And for farmers willing to jump into something new, Maryland's greenhouse and nursery industry has grown the most rapidly of all agricultural categories, meeting the populous Mid-Atlantic region's demand for shrubs, bedding plants and cut flowers.

"From a major-crop point of view, markets are very weak," Collins said. "Soybeans are in the 30th consecutive month of decline -- so we're not even at the bottom yet."

In 1999, 550 million bushels of corn was used to produce ethanol. Depending on whether legislation is passed that would require the use of more ethanol in gasoline, as much as 1 billion bushels of corn could be sold for such use, Collins said. It's an issue surfacing in Congress, as well as among presidential candidates.

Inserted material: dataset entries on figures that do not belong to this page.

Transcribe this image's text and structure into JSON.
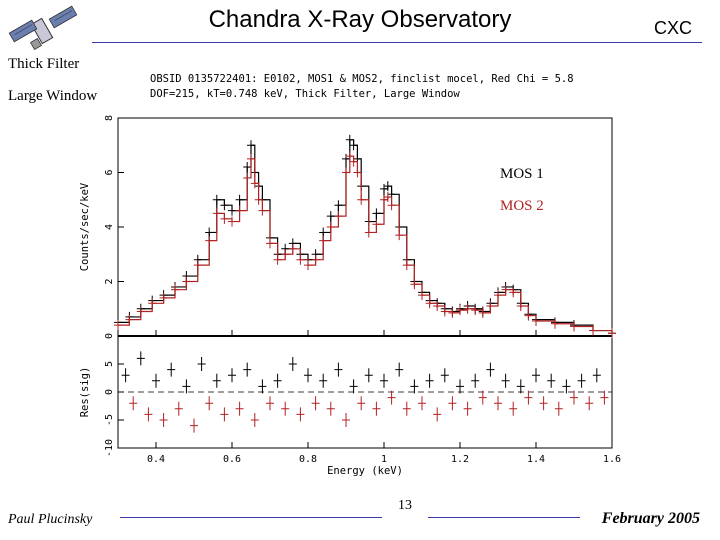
{
  "slide": {
    "title": "Chandra X-Ray Observatory",
    "brand": "CXC",
    "side_labels": [
      "Thick Filter",
      "Large Window"
    ],
    "author": "Paul Plucinsky",
    "page_number": "13",
    "date": "February 2005"
  },
  "colors": {
    "accent_rule": "#3a3aa8",
    "mos1": "#000000",
    "mos2": "#b22222"
  },
  "icons": {
    "logo": "chandra-satellite-icon"
  },
  "chart_data": {
    "type": "line",
    "title_lines": [
      "OBSID 0135722401: E0102, MOS1 & MOS2, finclist mocel, Red Chi = 5.8",
      "DOF=215, kT=0.748 keV, Thick Filter, Large Window"
    ],
    "xlabel": "Energy (keV)",
    "xlim": [
      0.3,
      1.6
    ],
    "x_ticks": [
      "0.4",
      "0.6",
      "0.8",
      "1",
      "1.2",
      "1.4",
      "1.6"
    ],
    "top_panel": {
      "ylabel": "Counts/sec/keV",
      "ylim": [
        0,
        8
      ],
      "y_ticks": [
        "0",
        "2",
        "4",
        "6",
        "8"
      ]
    },
    "bottom_panel": {
      "ylabel": "Res(sig)",
      "ylim": [
        -10,
        10
      ],
      "y_ticks": [
        "-10",
        "-5",
        "0",
        "5"
      ]
    },
    "legend": [
      "MOS 1",
      "MOS 2"
    ],
    "legend_position": "right",
    "series": [
      {
        "name": "MOS 1",
        "x": [
          0.3,
          0.33,
          0.36,
          0.39,
          0.42,
          0.45,
          0.48,
          0.51,
          0.54,
          0.56,
          0.58,
          0.6,
          0.62,
          0.64,
          0.65,
          0.66,
          0.67,
          0.68,
          0.7,
          0.72,
          0.74,
          0.76,
          0.78,
          0.8,
          0.82,
          0.84,
          0.86,
          0.88,
          0.9,
          0.91,
          0.92,
          0.93,
          0.94,
          0.96,
          0.98,
          1.0,
          1.01,
          1.02,
          1.04,
          1.06,
          1.08,
          1.1,
          1.12,
          1.14,
          1.16,
          1.18,
          1.2,
          1.22,
          1.24,
          1.26,
          1.28,
          1.3,
          1.32,
          1.34,
          1.36,
          1.38,
          1.4,
          1.45,
          1.5,
          1.55,
          1.6
        ],
        "values": [
          0.5,
          0.7,
          1.0,
          1.3,
          1.5,
          1.8,
          2.2,
          2.8,
          3.8,
          5.0,
          4.8,
          4.6,
          5.0,
          6.2,
          7.0,
          6.0,
          5.5,
          5.0,
          3.6,
          3.0,
          3.2,
          3.4,
          3.0,
          2.8,
          3.0,
          3.8,
          4.4,
          4.8,
          6.5,
          7.2,
          7.0,
          6.5,
          5.5,
          4.2,
          4.5,
          5.4,
          5.5,
          5.2,
          4.0,
          2.8,
          2.0,
          1.6,
          1.3,
          1.2,
          1.0,
          0.9,
          1.0,
          1.1,
          1.0,
          0.9,
          1.2,
          1.6,
          1.8,
          1.7,
          1.2,
          0.8,
          0.6,
          0.5,
          0.4,
          0.2,
          0.1
        ]
      },
      {
        "name": "MOS 2",
        "x": [
          0.3,
          0.33,
          0.36,
          0.39,
          0.42,
          0.45,
          0.48,
          0.51,
          0.54,
          0.56,
          0.58,
          0.6,
          0.62,
          0.64,
          0.65,
          0.66,
          0.67,
          0.68,
          0.7,
          0.72,
          0.74,
          0.76,
          0.78,
          0.8,
          0.82,
          0.84,
          0.86,
          0.88,
          0.9,
          0.91,
          0.92,
          0.93,
          0.94,
          0.96,
          0.98,
          1.0,
          1.01,
          1.02,
          1.04,
          1.06,
          1.08,
          1.1,
          1.12,
          1.14,
          1.16,
          1.18,
          1.2,
          1.22,
          1.24,
          1.26,
          1.28,
          1.3,
          1.32,
          1.34,
          1.36,
          1.38,
          1.4,
          1.45,
          1.5,
          1.55,
          1.6
        ],
        "values": [
          0.4,
          0.6,
          0.9,
          1.2,
          1.4,
          1.7,
          2.0,
          2.6,
          3.5,
          4.5,
          4.3,
          4.2,
          4.6,
          5.8,
          6.5,
          5.6,
          5.0,
          4.6,
          3.4,
          2.8,
          3.0,
          3.2,
          2.8,
          2.6,
          2.8,
          3.5,
          4.0,
          4.4,
          6.0,
          6.6,
          6.4,
          6.0,
          5.0,
          3.8,
          4.1,
          5.0,
          5.1,
          4.8,
          3.7,
          2.6,
          1.9,
          1.5,
          1.2,
          1.1,
          0.9,
          0.85,
          0.95,
          1.0,
          0.95,
          0.85,
          1.1,
          1.5,
          1.7,
          1.6,
          1.1,
          0.75,
          0.55,
          0.45,
          0.35,
          0.2,
          0.1
        ]
      }
    ],
    "residuals": {
      "MOS 1": {
        "x": [
          0.32,
          0.36,
          0.4,
          0.44,
          0.48,
          0.52,
          0.56,
          0.6,
          0.64,
          0.68,
          0.72,
          0.76,
          0.8,
          0.84,
          0.88,
          0.92,
          0.96,
          1.0,
          1.04,
          1.08,
          1.12,
          1.16,
          1.2,
          1.24,
          1.28,
          1.32,
          1.36,
          1.4,
          1.44,
          1.48,
          1.52,
          1.56
        ],
        "values": [
          3,
          6,
          2,
          4,
          1,
          5,
          2,
          3,
          4,
          1,
          2,
          5,
          3,
          2,
          4,
          1,
          3,
          2,
          4,
          1,
          2,
          3,
          1,
          2,
          4,
          2,
          1,
          3,
          2,
          1,
          2,
          3
        ]
      },
      "MOS 2": {
        "x": [
          0.34,
          0.38,
          0.42,
          0.46,
          0.5,
          0.54,
          0.58,
          0.62,
          0.66,
          0.7,
          0.74,
          0.78,
          0.82,
          0.86,
          0.9,
          0.94,
          0.98,
          1.02,
          1.06,
          1.1,
          1.14,
          1.18,
          1.22,
          1.26,
          1.3,
          1.34,
          1.38,
          1.42,
          1.46,
          1.5,
          1.54,
          1.58
        ],
        "values": [
          -2,
          -4,
          -5,
          -3,
          -6,
          -2,
          -4,
          -3,
          -5,
          -2,
          -3,
          -4,
          -2,
          -3,
          -5,
          -2,
          -3,
          -1,
          -3,
          -2,
          -4,
          -2,
          -3,
          -1,
          -2,
          -3,
          -1,
          -2,
          -3,
          -1,
          -2,
          -1
        ]
      }
    }
  }
}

"But no bill has moved yet," Collins said. "That will be a debate in 2000."

U.S. crop and livestock farmers got relief through an all-time high of $23 billion in direct payments from the federal government during 1999, Collins said. In addition to existing programs, Congress passed emergency measures to provide $9 billion for disaster aid. Some of that was disbursed in 1999, but some will be paid in 2000 as more losses are documented over the next few months, Collins said.

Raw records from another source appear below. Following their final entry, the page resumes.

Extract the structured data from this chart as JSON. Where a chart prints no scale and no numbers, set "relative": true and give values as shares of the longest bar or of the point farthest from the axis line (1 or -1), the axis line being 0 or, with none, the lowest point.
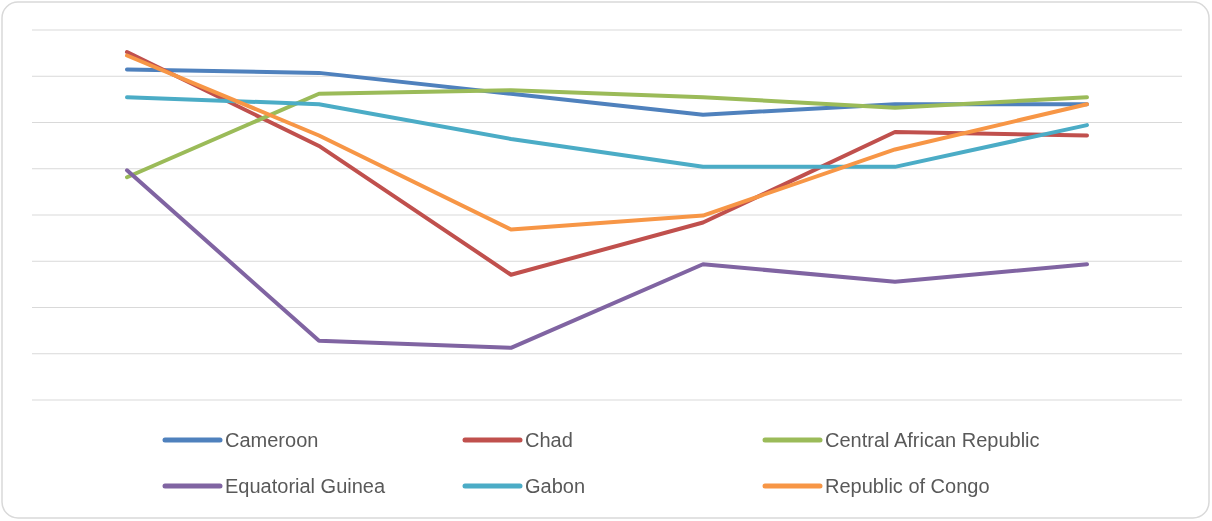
{
  "chart_data": {
    "type": "line",
    "relative": true,
    "grid": true,
    "legend": "bottom",
    "line_style": "solid",
    "marker": "none",
    "categories": [
      null,
      null,
      null,
      null,
      null,
      null
    ],
    "series": [
      {
        "name": "Cameroon",
        "color": "#4f81bd",
        "values": [
          0.95,
          0.94,
          0.88,
          0.82,
          0.85,
          0.85
        ]
      },
      {
        "name": "Chad",
        "color": "#c0504d",
        "values": [
          1.0,
          0.73,
          0.36,
          0.51,
          0.77,
          0.76
        ]
      },
      {
        "name": "Central African Republic",
        "color": "#9bbb59",
        "values": [
          0.64,
          0.88,
          0.89,
          0.87,
          0.84,
          0.87
        ]
      },
      {
        "name": "Equatorial Guinea",
        "color": "#8064a2",
        "values": [
          0.66,
          0.17,
          0.15,
          0.39,
          0.34,
          0.39
        ]
      },
      {
        "name": "Gabon",
        "color": "#4bacc6",
        "values": [
          0.87,
          0.85,
          0.75,
          0.67,
          0.67,
          0.79
        ]
      },
      {
        "name": "Republic of Congo",
        "color": "#f79646",
        "values": [
          0.99,
          0.76,
          0.49,
          0.53,
          0.72,
          0.85
        ]
      }
    ]
  }
}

Albright, the Baltimore County farmer, expanded his Monkton-area vegetable and beef farm to include more greenhouse plants five years ago. He supplies local florists and grows tomatoes to sell along with other vegetables at his produce market in Jacksonville, in northeast Baltimore County.

"It's just grown tremendously," Albright said. "That's the one bright spot. It will last until enough people get into it and the market is saturated."